The House of Representatives has directed the Central Bank of Nigeria (CBN) to immediately suspend the planned sale of Polaris Bank Plc.
This followed the adoption of a motion of urgent public importance by Rep. Henry Nwauba (APGA-Imo) at the plenary on Wednesday.
The House said the sale should be suspended until the CBN deposit Insurance Corporation and the Asset Management Corporation of Nigeria conclude all processes for open, transparent, and competitive bid process.
This, the House said, should be in line with best practice and procedure for divestment of this nature.
Nwauba had earlier said public attention had been drawn through a circulation currently on social media in respect of the proposed sale of Polaris Bank for N40 billion.
He said that there was need to ensure that the divestment in the bank did not jeopardise the core reason for the CBN’s intervention in the bank in the overall public interest.

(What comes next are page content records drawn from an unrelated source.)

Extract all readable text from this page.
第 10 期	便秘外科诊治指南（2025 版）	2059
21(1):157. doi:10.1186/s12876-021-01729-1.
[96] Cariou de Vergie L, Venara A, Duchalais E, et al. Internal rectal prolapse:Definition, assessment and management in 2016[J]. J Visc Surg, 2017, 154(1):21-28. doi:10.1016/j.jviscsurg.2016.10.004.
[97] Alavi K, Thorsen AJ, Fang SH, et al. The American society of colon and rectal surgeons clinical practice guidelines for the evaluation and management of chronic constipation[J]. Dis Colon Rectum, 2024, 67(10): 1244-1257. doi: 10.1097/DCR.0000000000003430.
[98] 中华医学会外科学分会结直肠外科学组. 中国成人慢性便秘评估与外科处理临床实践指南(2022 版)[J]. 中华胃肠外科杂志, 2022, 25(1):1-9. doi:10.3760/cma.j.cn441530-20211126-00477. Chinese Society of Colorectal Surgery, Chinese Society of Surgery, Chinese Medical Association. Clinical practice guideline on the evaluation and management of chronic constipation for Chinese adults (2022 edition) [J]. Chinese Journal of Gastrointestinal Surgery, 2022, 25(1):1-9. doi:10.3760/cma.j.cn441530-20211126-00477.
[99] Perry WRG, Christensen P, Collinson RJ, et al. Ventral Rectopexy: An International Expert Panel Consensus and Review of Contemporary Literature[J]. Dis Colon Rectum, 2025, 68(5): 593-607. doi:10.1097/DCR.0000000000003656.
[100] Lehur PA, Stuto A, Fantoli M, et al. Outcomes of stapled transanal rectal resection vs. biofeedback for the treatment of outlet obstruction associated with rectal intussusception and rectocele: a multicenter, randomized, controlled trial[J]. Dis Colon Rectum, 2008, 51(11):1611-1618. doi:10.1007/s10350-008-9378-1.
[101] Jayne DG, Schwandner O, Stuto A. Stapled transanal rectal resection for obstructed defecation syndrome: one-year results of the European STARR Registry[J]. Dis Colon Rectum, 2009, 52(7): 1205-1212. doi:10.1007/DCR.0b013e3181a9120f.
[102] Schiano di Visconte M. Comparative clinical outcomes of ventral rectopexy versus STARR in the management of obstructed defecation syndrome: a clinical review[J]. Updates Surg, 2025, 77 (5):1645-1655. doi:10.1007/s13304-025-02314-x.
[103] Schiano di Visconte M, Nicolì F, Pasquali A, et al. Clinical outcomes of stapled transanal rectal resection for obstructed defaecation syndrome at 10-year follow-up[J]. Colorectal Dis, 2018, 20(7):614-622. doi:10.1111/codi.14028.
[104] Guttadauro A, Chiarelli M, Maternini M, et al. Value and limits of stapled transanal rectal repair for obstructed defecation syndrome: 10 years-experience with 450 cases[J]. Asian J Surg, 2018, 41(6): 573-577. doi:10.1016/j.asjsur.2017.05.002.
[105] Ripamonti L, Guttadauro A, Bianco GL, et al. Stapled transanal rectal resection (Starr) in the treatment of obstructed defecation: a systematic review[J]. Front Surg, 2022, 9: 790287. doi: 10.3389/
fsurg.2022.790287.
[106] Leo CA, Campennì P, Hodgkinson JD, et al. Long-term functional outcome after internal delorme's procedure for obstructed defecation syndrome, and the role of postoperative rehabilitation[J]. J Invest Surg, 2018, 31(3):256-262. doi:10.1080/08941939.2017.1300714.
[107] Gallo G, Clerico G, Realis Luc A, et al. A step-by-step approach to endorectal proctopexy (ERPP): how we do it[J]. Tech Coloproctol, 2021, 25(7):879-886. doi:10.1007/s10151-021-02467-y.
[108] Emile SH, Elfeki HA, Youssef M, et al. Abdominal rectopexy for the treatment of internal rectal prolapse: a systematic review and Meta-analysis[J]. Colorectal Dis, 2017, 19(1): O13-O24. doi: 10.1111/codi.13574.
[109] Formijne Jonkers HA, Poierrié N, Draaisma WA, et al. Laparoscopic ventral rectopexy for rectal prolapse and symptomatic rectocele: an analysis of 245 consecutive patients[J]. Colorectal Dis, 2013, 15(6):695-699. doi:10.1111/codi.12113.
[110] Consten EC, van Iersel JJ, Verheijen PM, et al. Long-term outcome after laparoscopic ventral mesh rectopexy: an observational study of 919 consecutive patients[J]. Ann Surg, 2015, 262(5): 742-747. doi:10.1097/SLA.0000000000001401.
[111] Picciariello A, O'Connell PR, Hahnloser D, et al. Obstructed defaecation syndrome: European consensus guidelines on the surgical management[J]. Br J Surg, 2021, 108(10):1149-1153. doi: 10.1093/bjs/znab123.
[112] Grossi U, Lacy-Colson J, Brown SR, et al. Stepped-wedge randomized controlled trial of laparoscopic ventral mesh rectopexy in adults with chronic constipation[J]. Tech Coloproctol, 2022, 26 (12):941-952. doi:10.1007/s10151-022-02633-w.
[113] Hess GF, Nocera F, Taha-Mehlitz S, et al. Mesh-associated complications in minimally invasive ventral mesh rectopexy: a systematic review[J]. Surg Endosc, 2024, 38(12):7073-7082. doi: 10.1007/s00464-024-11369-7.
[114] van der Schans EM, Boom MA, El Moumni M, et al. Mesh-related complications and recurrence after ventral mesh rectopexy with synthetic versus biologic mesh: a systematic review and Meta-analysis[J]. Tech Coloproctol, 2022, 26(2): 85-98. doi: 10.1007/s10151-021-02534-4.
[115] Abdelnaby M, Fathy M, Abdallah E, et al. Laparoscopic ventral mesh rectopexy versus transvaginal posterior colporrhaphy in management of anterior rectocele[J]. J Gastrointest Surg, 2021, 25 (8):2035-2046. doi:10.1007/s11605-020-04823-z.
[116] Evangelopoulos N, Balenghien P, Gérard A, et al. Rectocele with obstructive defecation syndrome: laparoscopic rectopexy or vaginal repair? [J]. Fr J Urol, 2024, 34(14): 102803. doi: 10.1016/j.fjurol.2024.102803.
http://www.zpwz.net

The reps member added that the divestment should be done most transparently, following due process adding that this was necessary to avert public outcry and untoward reaction from critical stakeholders in the economy, foreign business partners, the banking community, depositors and correspondent banks and also to avoid the shortcomings of previous similar exercise undertaken in the past.
Nwauba recalled that that Polaris Bank was born out of the bailout of the defunct Skye bank Plc that failed due to poor corporate governance and non-performing loan and thatbclose to a trillion Naira of public fund was committed to resuscitating the bank, and wondered why the proposed sale was shrouded In secrecy and was opacity.
The House therefore set up an Ad hoc Committee to within 20 days, review the total outlay by the Federal Government of Nigeria in Polaris Bank and account for the entire financial input in the bank by the Federal Government.
The House said this should be done through CBN, NDIC and AMCON to determine whether the conditions and terms of sale were likely to ensure positive return on public funds thus far committed to the bank, whether as bailout funds or other investments.
The House also urged the committee to take action necessary to ensure that the public funds committed to Polaris Bank were appropriately documented and accounted for.